These would include things like:
- trying to recreate a school classroom experience in your home
- choosing curriculum based on what is most popular or what that "ideal homeschool mom" is using
- zealously separating "school and educational experiences" from real life in your family
- assuming that everything that goes wrong, or every flaw you see in your child's training or character, is the fault of his or her being homeschooled
- insistence on complete mastery of every lesson in every subject for every child
- signing up for every class, field trip, club, sport, etc. so your child won't be "unsocialized"

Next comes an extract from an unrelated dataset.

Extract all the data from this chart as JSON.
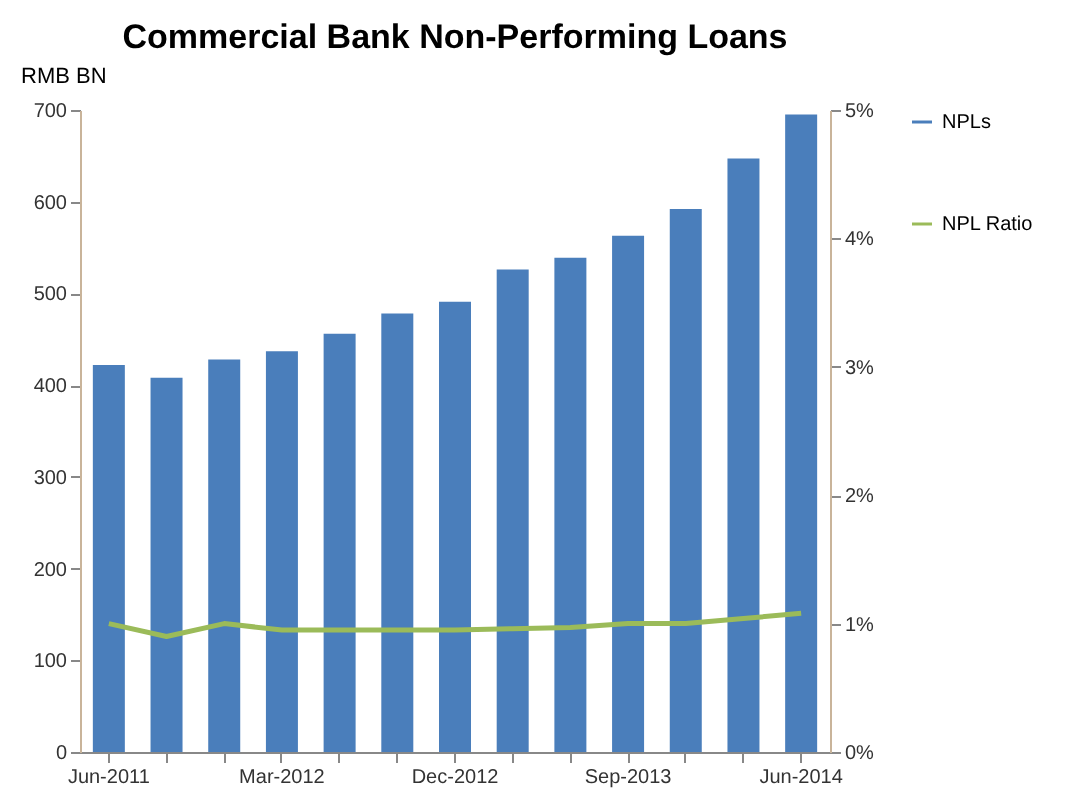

- OR withdrawing from all interaction with other people because of potential negative influences on our children
- ignoring the benefits and encouragement that come from networking with other homeschooling parents, either locally or in online communities, and being a "lone ranger"
- assuming that everyone else does this homeschooling thing perfectly, and you alone are a failure at discipline... lesson planning... organization...family discipleship...record keeping...parenting teens...etc.
We live in a society that reveres experts. We need experts to paint our homes, fix our cars, plan our menus, file our taxes, cut our hair, decorate our rooms, plan our weddings, fertilize our lawns, and groom our dogs.
People today seem to feel inadequate for just about everything - just look at the self-help section of the nearest book store! There are books to teach us how to stimulate the minds of our toddlers, keep our children from getting fat, talk to to our teens about sex, and get our kids into the best colleges. We read books telling us how to read the Bible. We listen to radio programs telling us how to manage our money. We watch TV shows telling us how to dress stylishly. We look to "experts" to tell us how to have a good marriage or be a good parent. Of course, only a trained expert could possibly raise and educate a child properly. Right?
Right?
If we go back about, oh, maybe 50 years, I think we'd find that all these things (and a good many more ) were handled at home ... by a "regular person".... who didn't have a whole lot of specialized training, but maybe had helped his or her mom or dad do those things in the past, or maybe even figured things out on their own. There was something called "the pioneer spirit", which caused people to believe that they could do things they had never done before... and succeed...even overcoming extreme difficulties and obstacles to do so!
How often does fear cause us to hand over the most important things in our lives to others, because they can "do it better"? Feelings of inadequacy can cripple us. They can cause us to cave in under pressure. They can distort reality.
It is also possible for feelings of inadequacy to be a blessing when they drive us into a greater dependence on God, our Creator! Pastor Charles Stanley has an article called "Inadequacy: A Barrier or a Blessing?" that explores this very thing.
I am an Inadequate Homeschooler. But I rejoice that I have the Holy Spirit living within me, who gives me the power to do all that God would have me accomplish. I do not have to rely on my own feeble strength.
Ephesians 3:16-21I pray that out of his glorious riches he may strengthen you with power through his Spirit in your inner being, so that Christ may dwell in your hearts through faith. And I pray that you, being rooted and established in love, may have power, together with all the saints, to grasp how wide and long and high and deep is the love of Christ, and to know this love that surpasses knowledge—that you may be filled to the measure of all the fullness of God.